Consistent, open communication between manager and employee is one of the primary keys to employee engagement, the Gallup studies found. Engagement is highest with employees who have daily communication with their managers – whether it is face to face, over the phone or by email or text. Employees whose managers hold regular meetings with them are almost three times as likely to be engaged as those who don’t hold regular meetings.
It is important that the communication be about more than what is happening in the workplace, the study found. Employees want to feel their managers are invested in them as people and are interested in their lives outside the office.
The best managers, the study said, are those that build genuine relationships with their employees and understand that each person is different.

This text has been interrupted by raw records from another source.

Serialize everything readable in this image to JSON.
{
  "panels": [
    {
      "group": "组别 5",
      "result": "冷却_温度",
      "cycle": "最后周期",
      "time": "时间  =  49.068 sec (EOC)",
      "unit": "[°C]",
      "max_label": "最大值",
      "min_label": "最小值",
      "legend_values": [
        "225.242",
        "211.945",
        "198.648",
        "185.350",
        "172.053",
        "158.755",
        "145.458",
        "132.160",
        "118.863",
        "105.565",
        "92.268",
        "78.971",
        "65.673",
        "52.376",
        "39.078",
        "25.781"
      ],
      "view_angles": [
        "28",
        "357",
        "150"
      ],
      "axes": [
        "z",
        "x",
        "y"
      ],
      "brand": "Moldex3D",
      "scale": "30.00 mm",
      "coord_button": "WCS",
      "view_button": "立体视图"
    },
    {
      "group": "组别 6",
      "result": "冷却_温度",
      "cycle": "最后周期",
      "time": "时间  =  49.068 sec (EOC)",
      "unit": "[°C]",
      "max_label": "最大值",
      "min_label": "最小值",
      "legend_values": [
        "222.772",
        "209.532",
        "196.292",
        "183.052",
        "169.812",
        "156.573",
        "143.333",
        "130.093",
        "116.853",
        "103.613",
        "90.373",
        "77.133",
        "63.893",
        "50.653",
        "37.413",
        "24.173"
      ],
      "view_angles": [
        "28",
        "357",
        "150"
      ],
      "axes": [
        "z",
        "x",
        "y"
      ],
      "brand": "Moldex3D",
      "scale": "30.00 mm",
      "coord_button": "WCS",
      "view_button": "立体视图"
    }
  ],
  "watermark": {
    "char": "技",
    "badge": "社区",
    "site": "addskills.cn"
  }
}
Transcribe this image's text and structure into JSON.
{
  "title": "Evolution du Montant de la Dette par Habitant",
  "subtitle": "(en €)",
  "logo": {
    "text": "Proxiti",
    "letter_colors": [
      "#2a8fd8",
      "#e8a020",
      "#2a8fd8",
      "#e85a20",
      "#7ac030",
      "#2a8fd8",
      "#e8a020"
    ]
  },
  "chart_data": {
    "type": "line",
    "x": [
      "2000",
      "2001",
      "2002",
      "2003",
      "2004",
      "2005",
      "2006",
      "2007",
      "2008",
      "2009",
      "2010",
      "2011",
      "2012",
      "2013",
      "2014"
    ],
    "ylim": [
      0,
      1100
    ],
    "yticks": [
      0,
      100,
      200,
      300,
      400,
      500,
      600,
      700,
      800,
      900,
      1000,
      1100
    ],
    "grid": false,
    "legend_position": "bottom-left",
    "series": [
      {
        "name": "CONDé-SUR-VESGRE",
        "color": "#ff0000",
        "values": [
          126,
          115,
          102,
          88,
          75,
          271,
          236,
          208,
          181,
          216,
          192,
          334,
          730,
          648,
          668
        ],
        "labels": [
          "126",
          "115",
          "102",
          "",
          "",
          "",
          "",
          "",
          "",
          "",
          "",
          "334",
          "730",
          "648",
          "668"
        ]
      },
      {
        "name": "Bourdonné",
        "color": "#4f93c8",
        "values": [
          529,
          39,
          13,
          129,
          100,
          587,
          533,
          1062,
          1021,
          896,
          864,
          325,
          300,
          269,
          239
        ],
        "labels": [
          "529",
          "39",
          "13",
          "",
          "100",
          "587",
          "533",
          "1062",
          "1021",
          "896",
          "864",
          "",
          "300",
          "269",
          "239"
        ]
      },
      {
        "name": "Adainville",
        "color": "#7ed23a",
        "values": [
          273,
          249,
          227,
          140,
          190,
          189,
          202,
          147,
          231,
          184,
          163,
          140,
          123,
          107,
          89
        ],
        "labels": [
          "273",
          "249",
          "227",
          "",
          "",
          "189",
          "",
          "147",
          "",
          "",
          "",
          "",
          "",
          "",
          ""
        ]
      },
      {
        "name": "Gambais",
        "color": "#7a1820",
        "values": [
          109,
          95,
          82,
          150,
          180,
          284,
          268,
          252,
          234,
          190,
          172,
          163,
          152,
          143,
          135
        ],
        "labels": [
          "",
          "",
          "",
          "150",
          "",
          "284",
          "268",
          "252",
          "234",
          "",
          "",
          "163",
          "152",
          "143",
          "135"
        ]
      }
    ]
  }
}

“A productive workplace is one in which people feel safe – safe enough to experiment, to challenge, to share information and to support one another,” the Gallup report said. “In this type of workplace, team members are prepared to give the manager and their organization the benefit of the doubt. None of this can happen if the employees do not feel cared about.”
Knowing what is expected of them by management is another key for employee engagement. Employees need more than a written job description to fully understand their role, the study said.
“Great managers don’t just tell employees what’s expected of them and leave it at that. Instead, they frequently talk with employees about their responsibilities and progress. They don’t save those critical conversations for once-a-year performance reviews,“ the report said.
The problem, says Gallup, is that only a small percentage of people are really cut out to be managers. Their research shows that only one in 10 people possess the talent to be good managers, and companies choose the wrong people 82 percent of the time.
From years of study of managers in every occupation from military personnel to teachers to trucking, Gallup found the following five talents are essential to being a good manager:
While many people have some of these talents, few have all. Gallup has found that managers possessing these qualities have lower turnover and unscheduled absences, as well as bring higher productivity and profitability to the organization.